Страница 129 из 135
Глава 29. Париж 2018.
Париж и весна. Весенний Париж… Как не переставляй местами эти два прекрасных романтических слова, в этом году они совершенно не сочетались в своей обычной лирической композиции. Апрель решил отыграться за тёплую зиму и поливал всё косыми дождями, холодил пронзительными ветрами и вёл себя, как распущенный мальчишка. Но стереотип “Париж-весна-романтика” брал своё, и влюблённые парочки попадались во всех уголках чудесного города. Они бродили по улицам и аллеям, задорно смеялись, обнимались-целовались под дождём, под зонтиками, под деревьями, в глубинах кафе.
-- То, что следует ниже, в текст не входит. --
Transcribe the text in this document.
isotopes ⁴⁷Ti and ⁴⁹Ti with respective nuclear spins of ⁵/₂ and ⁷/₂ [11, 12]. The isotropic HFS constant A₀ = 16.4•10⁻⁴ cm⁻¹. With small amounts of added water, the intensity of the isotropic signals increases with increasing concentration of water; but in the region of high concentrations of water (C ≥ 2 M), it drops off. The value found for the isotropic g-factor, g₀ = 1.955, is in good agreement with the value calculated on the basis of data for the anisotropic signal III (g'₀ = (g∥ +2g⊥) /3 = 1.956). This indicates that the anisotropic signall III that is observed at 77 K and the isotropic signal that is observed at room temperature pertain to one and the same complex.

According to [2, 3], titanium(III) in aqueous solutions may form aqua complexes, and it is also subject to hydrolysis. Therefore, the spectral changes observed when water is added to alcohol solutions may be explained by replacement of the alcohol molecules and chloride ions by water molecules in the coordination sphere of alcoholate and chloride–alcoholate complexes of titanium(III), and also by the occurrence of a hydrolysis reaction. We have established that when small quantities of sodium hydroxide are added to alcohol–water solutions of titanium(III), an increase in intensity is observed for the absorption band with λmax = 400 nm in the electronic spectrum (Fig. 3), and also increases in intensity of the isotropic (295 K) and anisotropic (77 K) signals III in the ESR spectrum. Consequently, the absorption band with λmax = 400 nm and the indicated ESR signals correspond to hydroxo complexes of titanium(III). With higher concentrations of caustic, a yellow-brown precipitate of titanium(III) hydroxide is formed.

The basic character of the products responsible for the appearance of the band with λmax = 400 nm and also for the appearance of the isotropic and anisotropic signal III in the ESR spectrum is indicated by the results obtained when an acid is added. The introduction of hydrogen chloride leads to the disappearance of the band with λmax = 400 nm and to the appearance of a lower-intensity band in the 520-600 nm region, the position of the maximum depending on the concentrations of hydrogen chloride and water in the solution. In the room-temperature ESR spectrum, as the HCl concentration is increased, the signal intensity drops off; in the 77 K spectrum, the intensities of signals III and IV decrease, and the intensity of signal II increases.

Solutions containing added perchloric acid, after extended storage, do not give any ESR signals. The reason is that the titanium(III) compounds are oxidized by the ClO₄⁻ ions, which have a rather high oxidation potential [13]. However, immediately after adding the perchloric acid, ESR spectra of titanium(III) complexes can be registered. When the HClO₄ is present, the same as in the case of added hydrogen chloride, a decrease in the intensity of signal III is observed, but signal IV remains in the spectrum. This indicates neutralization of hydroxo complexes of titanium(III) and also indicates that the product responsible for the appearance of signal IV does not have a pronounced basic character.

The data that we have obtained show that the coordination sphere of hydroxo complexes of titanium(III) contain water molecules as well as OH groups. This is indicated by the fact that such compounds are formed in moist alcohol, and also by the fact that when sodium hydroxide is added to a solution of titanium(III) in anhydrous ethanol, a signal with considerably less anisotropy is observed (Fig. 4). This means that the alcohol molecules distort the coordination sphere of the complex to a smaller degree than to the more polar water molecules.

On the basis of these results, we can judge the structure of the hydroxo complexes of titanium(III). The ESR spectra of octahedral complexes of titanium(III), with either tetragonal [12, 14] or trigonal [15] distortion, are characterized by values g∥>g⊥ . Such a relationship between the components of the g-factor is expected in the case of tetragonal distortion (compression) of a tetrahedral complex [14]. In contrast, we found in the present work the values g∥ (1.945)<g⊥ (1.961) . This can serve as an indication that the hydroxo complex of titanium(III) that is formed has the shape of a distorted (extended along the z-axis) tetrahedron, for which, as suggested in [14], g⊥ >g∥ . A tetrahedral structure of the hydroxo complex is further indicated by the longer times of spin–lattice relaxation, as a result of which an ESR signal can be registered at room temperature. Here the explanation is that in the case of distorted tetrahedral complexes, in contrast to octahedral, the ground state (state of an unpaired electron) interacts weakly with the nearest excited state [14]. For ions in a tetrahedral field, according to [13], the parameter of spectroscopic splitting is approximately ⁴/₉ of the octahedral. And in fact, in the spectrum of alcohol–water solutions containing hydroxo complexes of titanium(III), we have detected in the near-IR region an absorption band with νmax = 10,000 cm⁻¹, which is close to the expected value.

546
Любовь, словно знаменитые парижские каштаны, распускалась красными, белыми и розовыми соцветиями, вопреки погодным выкрутасам.
Влюбленные начала ХХI века внешне мало походили на романтичные зарисовки художников, оккупировавших календари и открытки. Стройная девичья фигурка в лёгком плаще под красным зонтом рядом с широкоплечей мужской, а-ля Джеймс Бонд, ушла в историю. Париж утонул в «шоке эпох»: черные ажурные чулки и какие-нибудь крестьянские чоботы, длинный грубо вязаный свитер вместо платья и берцы десантника, мягкий льющийся плащ и драные расклешенные джинсы. Авангардный стиль, пришедший не просто из Нью-Йорка, а из Гарлема, оккупировал законодателя моды. Волочащиеся по земле не то брюки, не то джинсы, а именно штаны, баскетбольные трусы и майки на 5 размеров больше, бейсболки с километровыми козырьками и брюки с сотней накладных карманов, служившие когда-то рабочими комбинезонами… Всё это, в сочетании со льющейся откуда-то из кафе мелодией оркестра Поля Мориа возле Эйфелевой башни, создавало непередаваемую эклектику и откровенно мешало произнести, лениво глядя на окружающий пейзаж, простые слова — “обычное парижское утро”.
Двое немолодых, но ещё статных и подтянутых мужчин, неторопливо прогуливающихся по набережной Сены, на этом празднике жизни чувствовали себя чужими по возрасту и по одежде.
—Мне прожужжали все уши, что воздух Парижа особенный, — пожаловался один из них, остановившись и вдохнув полной грудью, — но именно этого я и не чувствую.
—Я бы даже сказал, что воздух Парижа неприятен, ибо несет в себе вонь поп-корна и всякой прочей дряни, напоминая дешевые районы азиатских стран, — отшутился собеседник, провожая скучающим взглядом стайку галдящих темнокожих подростков. — Раньше, когда мостовые мыли шампунем… Я еще застал это время. Да, что-то в этом было. Сейчас парижских ароматов не осталось даже в индустрии моды. Каждый день во Франции продается двести тысячи флаконов духов и одеколона, но почти вся стоимость «Герлена» или «Шанель» уходит не на алхимию создания, а на рекламу.
—Что же тогда здесь осталось неизменным?
—Чревоугодие. На каждом шагу в Париже встретишь кафе или ресторан. Нескончаемый ряд ресторанов! Хочется задать вопрос: когда же вы, наконец, нажрётесь?!
—Жаль. Париж имеет такую романтичную историю! — искренне вздохнул первый.
—Свою историю французы знают плохо или очень плохо, — улыбнулся второй. — Конечно же, я говорю о белых, настоящих французах, а не о мигрантах. Об истории Франции времен династий французских королей французы имеют более чем смутное представление. Капетинги, Каролинги, Меровинги — эти слова практически ничего не скажут рядовому французу!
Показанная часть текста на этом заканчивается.